Improvements in public health do not always originate in public policy. In underserved and vulnerable areas, social organizations, philanthropic foundations and impact-driven entrepreneurs are developing health applications specifically designed for older adults with little or no digital skills, prioritizing usability, human support and cultural adaptation.
These tools are not intended to replace healthcare systems, but to complement them by bringing essential services closer to those who are often left outside formal responses.
Digital Illiteracy in Old Age: From Barrier to Initiative
According to data from various international organizations, a significant proportion of people over the age of 60 have never used a smartphone or do so with great difficulty. Many live in poverty, have intermittent or no internet access, and fear “breaking” the device—an anxiety that often leads to rejection of technology.
Today, this digital gap has direct consequences for health. Online medical appointments remain inaccessible, medication reminders go unnoticed and complex applications exclude rather than integrate—despite being increasingly common in healthcare delivery.

In this context, traditional health applications—designed for younger, digitally literate users with stable connectivity—are ineffective for a substantial segment of the population. This highlights a core issue: design that fails to consider who the user actually is.
Health applications adapted to digital illiteracy are built around a fundamental principle: technology must adapt to people, not the other way around. As a result, these apps feature simple interfaces, clear iconography, minimal text, high-contrast colors and intuitive navigation. Many also incorporate voice commands, audio explanations in everyday language and large buttons that reduce the risk of errors.
Some platforms eliminate the need to read or write altogether. Through images, sounds and visual alerts, users can confirm medication intake, request basic medical assistance or receive reminders for health checkups.
In rural communities and low-income urban neighborhoods, these applications can function without continuous internet access, synchronizing data once connectivity becomes available.
Community health foundations and social-impact startups are leading this shift. Funded by private donors, corporate social responsibility programs and committed philanthropists, these initiatives demonstrate that innovation does not necessarily require large budgets—only a deep understanding of social context.
In Latin America, for example, applications have been developed that allow older adults to report symptoms using simple icons, send automatic alerts to community health workers and receive basic information without visiting a medical facility.
In areas where mobile hospitals or primary care centers are scarce or located far away, these tools become a vital bridge between communities and the healthcare system.

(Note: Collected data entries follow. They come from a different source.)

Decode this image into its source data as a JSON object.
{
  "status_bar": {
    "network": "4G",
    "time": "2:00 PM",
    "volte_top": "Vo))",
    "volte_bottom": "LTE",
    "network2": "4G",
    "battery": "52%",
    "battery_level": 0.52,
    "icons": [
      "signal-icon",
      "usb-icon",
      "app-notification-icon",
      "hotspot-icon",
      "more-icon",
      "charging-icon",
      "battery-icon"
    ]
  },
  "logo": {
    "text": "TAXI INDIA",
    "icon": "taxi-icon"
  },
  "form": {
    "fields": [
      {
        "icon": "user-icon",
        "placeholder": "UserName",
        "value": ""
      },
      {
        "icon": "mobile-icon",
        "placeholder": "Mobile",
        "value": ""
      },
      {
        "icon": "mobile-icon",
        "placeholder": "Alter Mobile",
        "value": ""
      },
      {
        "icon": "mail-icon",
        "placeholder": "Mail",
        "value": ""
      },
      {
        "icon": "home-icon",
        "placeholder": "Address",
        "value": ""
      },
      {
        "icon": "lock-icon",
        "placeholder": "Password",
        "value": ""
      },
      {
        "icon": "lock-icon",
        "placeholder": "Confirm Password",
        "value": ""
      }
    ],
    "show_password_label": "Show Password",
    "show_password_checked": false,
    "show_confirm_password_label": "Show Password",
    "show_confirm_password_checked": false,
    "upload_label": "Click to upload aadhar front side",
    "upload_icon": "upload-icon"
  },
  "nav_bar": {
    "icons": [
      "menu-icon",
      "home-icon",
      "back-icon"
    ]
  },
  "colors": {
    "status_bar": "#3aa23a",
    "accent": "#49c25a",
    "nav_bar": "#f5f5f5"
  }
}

Technology with Human Support
Another defining feature of these solidarity-based applications is that they do not operate in isolation. Their effectiveness depends on collaboration with local networks of volunteers, caregivers, health agents and neighborhood organizations.
Many initiatives include in-person training sessions where older adults learn how to use devices in a practical, non-technical way, respecting individual learning rhythms—an essential factor for successful adoption.

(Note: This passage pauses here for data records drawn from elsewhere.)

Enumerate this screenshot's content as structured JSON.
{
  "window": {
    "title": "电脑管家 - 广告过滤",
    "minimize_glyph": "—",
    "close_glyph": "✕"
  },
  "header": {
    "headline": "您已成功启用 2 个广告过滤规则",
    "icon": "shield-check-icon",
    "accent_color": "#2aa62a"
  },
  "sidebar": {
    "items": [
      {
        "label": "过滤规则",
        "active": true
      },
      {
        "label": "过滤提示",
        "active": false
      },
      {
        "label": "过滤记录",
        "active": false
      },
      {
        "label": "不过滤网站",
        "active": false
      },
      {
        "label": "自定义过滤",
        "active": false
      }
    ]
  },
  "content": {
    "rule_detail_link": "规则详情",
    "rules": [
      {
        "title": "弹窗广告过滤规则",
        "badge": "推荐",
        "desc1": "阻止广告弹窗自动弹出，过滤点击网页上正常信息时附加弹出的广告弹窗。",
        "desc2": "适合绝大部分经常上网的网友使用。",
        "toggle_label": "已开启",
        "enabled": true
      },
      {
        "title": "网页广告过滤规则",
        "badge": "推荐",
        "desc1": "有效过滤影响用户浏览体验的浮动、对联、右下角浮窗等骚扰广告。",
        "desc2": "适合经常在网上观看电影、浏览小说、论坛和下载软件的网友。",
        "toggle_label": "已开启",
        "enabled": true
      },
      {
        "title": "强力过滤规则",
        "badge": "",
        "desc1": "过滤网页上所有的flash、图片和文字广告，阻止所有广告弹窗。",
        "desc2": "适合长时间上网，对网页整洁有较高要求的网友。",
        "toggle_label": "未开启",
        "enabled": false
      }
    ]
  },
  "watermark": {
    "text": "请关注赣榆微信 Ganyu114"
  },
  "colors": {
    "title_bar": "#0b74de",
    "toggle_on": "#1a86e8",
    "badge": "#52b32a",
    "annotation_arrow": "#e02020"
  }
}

This hybrid approach—combining technology with human guidance—reduces digital anxiety and strengthens autonomy among older adults. It acknowledges the social and emotional vulnerability that often accompanies aging in precarious contexts.

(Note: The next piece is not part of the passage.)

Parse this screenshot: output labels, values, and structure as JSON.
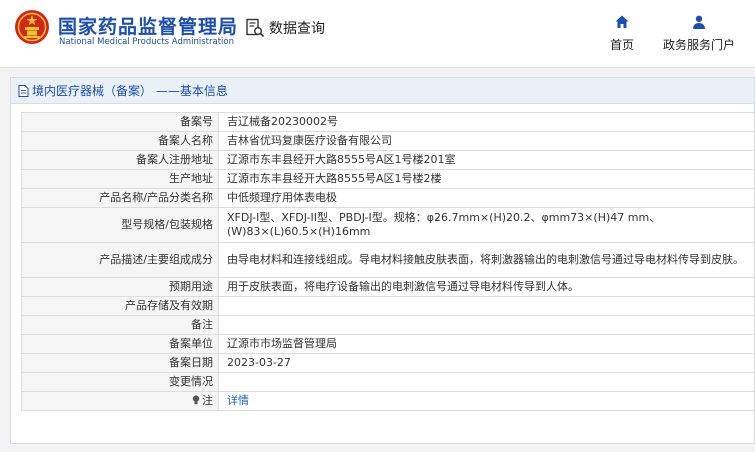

The impact of these applications goes beyond access. Studies show improvements in treatment adherence, reductions in preventable hospitalizations and earlier detection of health issues. Simple reminders to take medication, stay hydrated or attend medical appointments have a direct and measurable effect on quality of life.
Health applications adapted to digital illiteracy highlight a reality replicated worldwide: technological innovation can deepen inequalities if it is not designed with inclusion at its core.